A empresa não só superou as expectativas de Wall Street em termos de receita e lucro, como também divulgou uma orientação para 2026 que parece um sinal: «a procura ainda está por vir, e continuamos a aproveitar a onda». A Lilly está a posicionar-se no centro de uma das maiores mudanças na indústria farmacêutica em décadas: o boom dos medicamentos GLP-1 para obesidade e diabetes.

  • Este mercado está a começar a parecer uma nova categoria de consumo, não apenas mais um item na tabela de receitas. Nos EUA, a receita aumentou para $12,9 mil milhões, o que a empresa atribuiu a um aumento de 50% no volume, impulsionado principalmente pelo Mounjaro e pelo Zepbound.
  • Dois produtos estão a impulsionar essa narrativa: Mounjaro (diabetes) e Zepbound (obesidade). A receita global do Mounjaro aumentou 110% em relação ao ano anterior, e nos EUA aumentou 57% em relação ao ano anterior (para $4,1 mil milhões).

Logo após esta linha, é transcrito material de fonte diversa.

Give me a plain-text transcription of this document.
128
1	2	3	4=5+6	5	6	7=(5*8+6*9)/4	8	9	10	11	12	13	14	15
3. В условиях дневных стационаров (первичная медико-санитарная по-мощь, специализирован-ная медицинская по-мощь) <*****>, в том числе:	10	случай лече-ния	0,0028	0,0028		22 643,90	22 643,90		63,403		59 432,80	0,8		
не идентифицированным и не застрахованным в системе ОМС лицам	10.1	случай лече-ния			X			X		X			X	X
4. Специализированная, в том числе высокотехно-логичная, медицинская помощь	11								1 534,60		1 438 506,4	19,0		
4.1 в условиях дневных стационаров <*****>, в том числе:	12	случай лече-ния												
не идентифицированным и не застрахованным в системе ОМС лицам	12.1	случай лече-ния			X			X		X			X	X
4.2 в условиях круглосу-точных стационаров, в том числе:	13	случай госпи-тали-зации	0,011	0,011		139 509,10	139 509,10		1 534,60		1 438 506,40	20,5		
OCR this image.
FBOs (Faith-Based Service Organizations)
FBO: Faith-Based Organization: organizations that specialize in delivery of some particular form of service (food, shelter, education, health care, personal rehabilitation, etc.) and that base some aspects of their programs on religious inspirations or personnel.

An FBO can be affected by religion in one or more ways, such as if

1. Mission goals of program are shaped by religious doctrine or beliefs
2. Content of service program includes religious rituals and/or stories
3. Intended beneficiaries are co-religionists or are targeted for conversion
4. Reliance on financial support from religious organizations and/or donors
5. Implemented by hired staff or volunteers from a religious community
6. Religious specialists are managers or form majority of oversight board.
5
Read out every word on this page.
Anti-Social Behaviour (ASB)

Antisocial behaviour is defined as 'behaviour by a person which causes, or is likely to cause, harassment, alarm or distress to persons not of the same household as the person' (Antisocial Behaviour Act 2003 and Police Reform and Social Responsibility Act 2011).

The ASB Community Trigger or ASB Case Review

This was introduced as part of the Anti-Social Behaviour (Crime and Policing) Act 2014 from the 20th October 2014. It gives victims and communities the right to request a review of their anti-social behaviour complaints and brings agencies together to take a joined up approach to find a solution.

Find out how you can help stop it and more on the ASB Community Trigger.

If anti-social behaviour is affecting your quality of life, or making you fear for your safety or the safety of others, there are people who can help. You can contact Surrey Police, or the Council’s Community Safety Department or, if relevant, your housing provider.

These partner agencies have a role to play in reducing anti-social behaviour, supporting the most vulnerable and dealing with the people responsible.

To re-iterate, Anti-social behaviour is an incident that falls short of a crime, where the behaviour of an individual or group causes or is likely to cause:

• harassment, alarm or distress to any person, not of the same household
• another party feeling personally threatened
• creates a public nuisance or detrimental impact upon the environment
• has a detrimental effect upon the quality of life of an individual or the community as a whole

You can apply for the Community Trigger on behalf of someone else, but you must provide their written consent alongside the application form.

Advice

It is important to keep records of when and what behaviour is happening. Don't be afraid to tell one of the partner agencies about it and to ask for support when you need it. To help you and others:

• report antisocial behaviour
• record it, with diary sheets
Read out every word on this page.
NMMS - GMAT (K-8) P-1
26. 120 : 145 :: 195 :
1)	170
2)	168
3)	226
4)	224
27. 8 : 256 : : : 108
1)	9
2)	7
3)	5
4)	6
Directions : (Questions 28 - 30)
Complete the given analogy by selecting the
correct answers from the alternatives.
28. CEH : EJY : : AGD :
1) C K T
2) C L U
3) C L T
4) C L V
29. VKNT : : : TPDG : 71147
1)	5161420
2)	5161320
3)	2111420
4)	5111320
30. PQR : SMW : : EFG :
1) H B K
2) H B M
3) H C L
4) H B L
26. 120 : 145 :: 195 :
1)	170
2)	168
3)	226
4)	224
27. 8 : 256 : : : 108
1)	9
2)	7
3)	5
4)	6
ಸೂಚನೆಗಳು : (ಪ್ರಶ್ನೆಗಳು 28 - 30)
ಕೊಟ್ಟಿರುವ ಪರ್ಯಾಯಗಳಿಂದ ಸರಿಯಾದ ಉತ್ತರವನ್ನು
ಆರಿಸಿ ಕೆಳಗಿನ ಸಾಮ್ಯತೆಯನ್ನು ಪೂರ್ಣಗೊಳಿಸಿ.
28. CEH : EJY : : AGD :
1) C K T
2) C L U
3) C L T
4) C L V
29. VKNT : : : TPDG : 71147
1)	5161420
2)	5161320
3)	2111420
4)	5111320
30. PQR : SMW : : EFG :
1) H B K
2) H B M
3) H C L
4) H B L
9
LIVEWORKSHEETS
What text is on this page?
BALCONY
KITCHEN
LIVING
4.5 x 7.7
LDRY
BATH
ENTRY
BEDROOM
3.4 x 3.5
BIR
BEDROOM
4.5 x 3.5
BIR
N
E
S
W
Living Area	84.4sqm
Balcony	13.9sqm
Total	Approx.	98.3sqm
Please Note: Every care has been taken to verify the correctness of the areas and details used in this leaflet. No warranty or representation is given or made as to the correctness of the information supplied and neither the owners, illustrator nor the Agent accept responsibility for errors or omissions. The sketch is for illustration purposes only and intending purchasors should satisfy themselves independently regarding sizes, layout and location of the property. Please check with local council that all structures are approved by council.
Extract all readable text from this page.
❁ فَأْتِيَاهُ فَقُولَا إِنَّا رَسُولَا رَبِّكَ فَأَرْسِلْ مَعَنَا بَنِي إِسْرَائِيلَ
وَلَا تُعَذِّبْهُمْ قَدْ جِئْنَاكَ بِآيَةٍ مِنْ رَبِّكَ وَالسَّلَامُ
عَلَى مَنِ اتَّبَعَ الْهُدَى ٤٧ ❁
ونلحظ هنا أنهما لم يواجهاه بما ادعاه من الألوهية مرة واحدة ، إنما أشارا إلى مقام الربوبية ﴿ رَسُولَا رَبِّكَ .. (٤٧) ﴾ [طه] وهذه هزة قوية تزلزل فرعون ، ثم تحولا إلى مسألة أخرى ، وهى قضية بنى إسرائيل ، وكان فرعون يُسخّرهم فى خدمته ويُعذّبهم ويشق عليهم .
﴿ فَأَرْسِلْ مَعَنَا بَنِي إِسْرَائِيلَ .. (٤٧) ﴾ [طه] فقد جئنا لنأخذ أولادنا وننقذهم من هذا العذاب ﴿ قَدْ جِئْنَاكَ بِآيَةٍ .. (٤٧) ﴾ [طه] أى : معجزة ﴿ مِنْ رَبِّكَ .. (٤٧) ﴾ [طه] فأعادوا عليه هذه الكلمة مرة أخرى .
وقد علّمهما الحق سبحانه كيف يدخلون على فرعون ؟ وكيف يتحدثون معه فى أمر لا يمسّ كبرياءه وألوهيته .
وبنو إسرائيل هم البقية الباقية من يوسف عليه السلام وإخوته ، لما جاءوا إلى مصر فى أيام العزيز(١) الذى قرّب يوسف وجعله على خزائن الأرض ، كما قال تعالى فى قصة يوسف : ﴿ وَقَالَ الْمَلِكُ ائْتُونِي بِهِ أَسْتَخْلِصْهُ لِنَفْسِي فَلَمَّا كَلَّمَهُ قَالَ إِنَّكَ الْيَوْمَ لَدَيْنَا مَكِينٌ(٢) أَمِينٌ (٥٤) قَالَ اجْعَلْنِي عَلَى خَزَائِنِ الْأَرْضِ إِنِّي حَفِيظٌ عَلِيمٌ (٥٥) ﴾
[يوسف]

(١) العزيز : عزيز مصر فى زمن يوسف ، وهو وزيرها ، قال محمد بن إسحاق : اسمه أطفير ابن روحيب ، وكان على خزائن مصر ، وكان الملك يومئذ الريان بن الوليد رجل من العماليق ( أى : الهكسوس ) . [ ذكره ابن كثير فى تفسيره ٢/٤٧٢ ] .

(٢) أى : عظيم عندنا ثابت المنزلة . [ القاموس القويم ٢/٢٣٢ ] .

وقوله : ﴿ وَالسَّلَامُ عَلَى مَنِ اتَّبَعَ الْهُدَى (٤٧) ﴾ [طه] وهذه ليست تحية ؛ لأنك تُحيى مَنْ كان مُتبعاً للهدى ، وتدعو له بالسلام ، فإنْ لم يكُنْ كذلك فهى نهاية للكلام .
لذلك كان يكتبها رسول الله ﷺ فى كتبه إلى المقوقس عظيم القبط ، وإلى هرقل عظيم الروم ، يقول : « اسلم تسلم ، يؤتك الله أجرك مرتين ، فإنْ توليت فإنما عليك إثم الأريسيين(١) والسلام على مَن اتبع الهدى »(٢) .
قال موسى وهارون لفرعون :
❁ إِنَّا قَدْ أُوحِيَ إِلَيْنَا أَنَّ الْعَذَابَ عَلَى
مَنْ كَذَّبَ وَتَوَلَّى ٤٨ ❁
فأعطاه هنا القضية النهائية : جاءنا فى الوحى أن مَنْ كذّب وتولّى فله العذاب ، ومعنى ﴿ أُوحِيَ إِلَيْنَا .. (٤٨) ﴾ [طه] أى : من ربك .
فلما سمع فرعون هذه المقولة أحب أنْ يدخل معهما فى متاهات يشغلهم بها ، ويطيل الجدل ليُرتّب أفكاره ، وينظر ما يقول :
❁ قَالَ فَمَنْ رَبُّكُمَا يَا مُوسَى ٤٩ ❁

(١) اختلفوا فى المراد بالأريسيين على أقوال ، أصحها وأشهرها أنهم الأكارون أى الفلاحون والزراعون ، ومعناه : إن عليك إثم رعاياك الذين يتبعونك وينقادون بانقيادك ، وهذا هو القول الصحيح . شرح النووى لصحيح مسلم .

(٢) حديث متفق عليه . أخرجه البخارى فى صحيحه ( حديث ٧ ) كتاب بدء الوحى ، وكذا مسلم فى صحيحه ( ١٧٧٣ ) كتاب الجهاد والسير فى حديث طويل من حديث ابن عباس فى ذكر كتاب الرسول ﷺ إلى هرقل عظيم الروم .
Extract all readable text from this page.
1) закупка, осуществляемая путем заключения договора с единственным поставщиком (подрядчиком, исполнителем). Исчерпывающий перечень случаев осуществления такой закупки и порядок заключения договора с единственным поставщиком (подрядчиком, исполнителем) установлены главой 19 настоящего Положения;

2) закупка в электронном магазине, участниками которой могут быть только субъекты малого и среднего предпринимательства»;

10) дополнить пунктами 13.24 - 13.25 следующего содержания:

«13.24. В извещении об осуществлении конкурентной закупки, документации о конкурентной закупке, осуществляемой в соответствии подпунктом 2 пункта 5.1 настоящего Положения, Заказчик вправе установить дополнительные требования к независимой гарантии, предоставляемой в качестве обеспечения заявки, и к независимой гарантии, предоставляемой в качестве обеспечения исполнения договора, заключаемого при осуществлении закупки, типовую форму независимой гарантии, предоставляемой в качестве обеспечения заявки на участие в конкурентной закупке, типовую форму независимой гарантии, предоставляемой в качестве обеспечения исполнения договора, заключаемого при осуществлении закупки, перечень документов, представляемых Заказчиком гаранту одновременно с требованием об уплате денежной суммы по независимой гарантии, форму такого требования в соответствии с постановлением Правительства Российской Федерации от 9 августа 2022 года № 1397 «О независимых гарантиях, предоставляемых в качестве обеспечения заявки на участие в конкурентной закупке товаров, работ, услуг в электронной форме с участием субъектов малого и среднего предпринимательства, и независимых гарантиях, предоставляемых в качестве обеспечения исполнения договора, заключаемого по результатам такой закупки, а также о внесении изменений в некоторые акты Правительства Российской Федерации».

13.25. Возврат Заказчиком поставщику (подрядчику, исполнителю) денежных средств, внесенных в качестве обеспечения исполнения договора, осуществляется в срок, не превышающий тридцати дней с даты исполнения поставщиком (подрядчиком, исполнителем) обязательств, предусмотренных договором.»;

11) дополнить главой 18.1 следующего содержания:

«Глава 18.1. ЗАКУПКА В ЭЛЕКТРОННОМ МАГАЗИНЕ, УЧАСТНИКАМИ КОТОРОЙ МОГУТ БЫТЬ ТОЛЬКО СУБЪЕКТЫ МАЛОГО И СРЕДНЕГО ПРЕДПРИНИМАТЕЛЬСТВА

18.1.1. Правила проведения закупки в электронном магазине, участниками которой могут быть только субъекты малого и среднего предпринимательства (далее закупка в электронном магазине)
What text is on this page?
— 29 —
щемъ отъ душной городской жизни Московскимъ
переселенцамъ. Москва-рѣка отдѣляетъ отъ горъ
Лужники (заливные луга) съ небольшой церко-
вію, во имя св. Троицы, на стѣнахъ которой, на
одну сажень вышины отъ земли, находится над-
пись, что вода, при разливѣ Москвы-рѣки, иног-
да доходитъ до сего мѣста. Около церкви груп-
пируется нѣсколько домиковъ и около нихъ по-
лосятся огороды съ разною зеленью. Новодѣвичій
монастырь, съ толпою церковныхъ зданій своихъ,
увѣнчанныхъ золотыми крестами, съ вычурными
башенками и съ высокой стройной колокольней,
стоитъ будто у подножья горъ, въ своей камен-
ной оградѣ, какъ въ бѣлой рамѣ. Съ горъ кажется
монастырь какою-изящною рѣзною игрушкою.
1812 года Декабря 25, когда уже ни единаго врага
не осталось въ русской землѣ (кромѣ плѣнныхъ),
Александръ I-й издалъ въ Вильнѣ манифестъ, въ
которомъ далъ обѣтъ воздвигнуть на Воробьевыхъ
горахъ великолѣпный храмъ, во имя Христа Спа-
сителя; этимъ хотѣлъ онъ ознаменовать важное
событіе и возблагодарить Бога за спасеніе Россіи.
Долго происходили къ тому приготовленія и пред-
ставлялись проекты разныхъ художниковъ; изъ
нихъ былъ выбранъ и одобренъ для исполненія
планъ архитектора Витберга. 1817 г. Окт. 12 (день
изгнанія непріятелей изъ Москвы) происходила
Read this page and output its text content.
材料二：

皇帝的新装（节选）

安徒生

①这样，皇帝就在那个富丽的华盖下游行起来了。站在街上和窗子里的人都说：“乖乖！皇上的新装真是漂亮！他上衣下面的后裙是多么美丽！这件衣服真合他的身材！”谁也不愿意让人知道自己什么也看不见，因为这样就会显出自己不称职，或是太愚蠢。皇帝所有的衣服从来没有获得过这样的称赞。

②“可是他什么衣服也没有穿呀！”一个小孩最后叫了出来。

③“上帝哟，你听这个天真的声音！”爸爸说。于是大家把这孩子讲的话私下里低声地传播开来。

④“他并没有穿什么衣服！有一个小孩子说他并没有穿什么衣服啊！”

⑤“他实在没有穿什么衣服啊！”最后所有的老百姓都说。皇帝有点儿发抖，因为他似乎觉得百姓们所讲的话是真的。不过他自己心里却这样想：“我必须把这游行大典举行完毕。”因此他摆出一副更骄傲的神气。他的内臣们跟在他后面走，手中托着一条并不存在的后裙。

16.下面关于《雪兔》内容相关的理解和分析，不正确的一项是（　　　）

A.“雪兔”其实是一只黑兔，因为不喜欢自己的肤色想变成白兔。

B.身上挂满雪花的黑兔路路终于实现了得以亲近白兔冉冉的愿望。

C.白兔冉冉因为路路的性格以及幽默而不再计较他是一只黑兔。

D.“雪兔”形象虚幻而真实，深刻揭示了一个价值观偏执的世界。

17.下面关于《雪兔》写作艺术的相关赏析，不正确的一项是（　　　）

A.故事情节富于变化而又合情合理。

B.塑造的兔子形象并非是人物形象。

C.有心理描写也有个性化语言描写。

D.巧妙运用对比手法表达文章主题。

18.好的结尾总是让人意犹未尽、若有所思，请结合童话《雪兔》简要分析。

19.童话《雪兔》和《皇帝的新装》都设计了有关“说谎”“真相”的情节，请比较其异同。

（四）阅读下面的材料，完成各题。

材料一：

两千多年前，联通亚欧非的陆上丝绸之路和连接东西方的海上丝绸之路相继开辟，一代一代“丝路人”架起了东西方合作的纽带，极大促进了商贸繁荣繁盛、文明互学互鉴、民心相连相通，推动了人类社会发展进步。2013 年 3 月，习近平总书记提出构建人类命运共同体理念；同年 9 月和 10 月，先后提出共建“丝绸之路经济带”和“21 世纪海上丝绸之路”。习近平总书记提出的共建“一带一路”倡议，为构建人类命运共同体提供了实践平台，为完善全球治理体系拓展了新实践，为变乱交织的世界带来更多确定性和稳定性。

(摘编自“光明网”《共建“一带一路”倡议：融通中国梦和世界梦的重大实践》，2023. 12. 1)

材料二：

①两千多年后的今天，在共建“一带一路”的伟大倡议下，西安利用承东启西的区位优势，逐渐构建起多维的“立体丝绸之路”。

Entretanto, as vendas do Zepbound nos EUA totalizaram 4,2 mil milhões de dólares, com um aumento total das vendas de 122% em relação ao ano anterior.

As previsões da empresa são claras:

  • Receita em 2026: 80-83 mil milhões de dólares (o mercado esperava cerca de 77,6 mil milhões de dólares)
  • EPS ajustado em 2026: 33,50-35,00 dólares (o mercado esperava cerca de 33,2 dólares)

Em segundo plano, há uma questão que os investidores não estão ignorando: os preços dos medicamentos nos EUA estão a tornar-se cada vez mais um «problema político». E quando algo se torna um problema político, mais cedo ou mais tarde alguém tenta regulamentá-lo, reduzi-lo ou, pelo menos, limitá-lo. A mensagem da Lilly, no entanto, é direta: mesmo que a pressão sobre os preços aumente, a procura e a escala do mercado podem atuar como um amortecedor.

  • Alguns dias antes, o CEO da Lilly, Dave Ricks, apontou algo que o mercado talvez ainda não tenha precificado totalmente: a potencial expansão da cobertura do Medicare para o tratamento da obesidade. Se isso se concretizar, o número de pacientes que podem ter acesso legal e financeiro à terapia aumentaria significativamente.
  • Na prática, isso significa que o mercado poderia ficar menos limitado pela capacidade financeira dos pacientes e mais pela capacidade do sistema de saúde. Para a Lilly, isso poderia elevar o teto de vendas nos EUA.
  • O contraste com a Novo Nordisk é notável: na mesma altura, a Novo apresentou orientações mais cautelosas e alertou para uma queda nas vendas e nos lucros em 2026.
  • As razões citadas foram a pressão sobre os preços nos EUA e o fim da exclusividade em determinadas regiões. Nesta fase do ciclo, a Lilly parece ser a empresa com a trajetória mais forte no curto prazo e melhor controlo sobre a dinâmica das receitas.

Há também a questão política mais ampla em torno dos acordos com a administração de Donald Trump. De acordo com relatos, a Lilly e a Novo concordaram em reduzir os preços dos medicamentos para os beneficiários do Medicare e do Medicaid em 2026 e em vender diretamente aos consumidores com desconto por intermédio de uma plataforma direta ao consumidor (TrumpRx, ainda não lançada). Em troca, espera-se que ambas as empresas recebam uma isenção tarifária de três anos. Entretanto, a Novo está a sinalizar um forte lançamento de uma versão oral do Wegovy nos EUA. A Lilly, por outro lado, está a contar com a aprovação do seu próprio medicamento oral para perda de peso (orforglipron) ainda este ano.

Questões fundamentais para os investidores neste momento

  • Qual será a velocidade da queda dos preços nos EUA, e o volume poderá compensar o impacto?
  • O Medicare ampliará significativamente o acesso à terapia para obesidade?
  • Como o mercado reagirá ao lançamento das versões orais do GLP-1?
  • A Lilly poderá manter a sua posição dominante, apesar da pressão regulatória?

Eli Lilly (D1)

As ações recuaram ontem abaixo da EMA50 (linha laranja), mas se a recuperação continuar após a abertura do mercado norte-americano, o preço provavelmente voltará a subir acima de $1.050 por ação.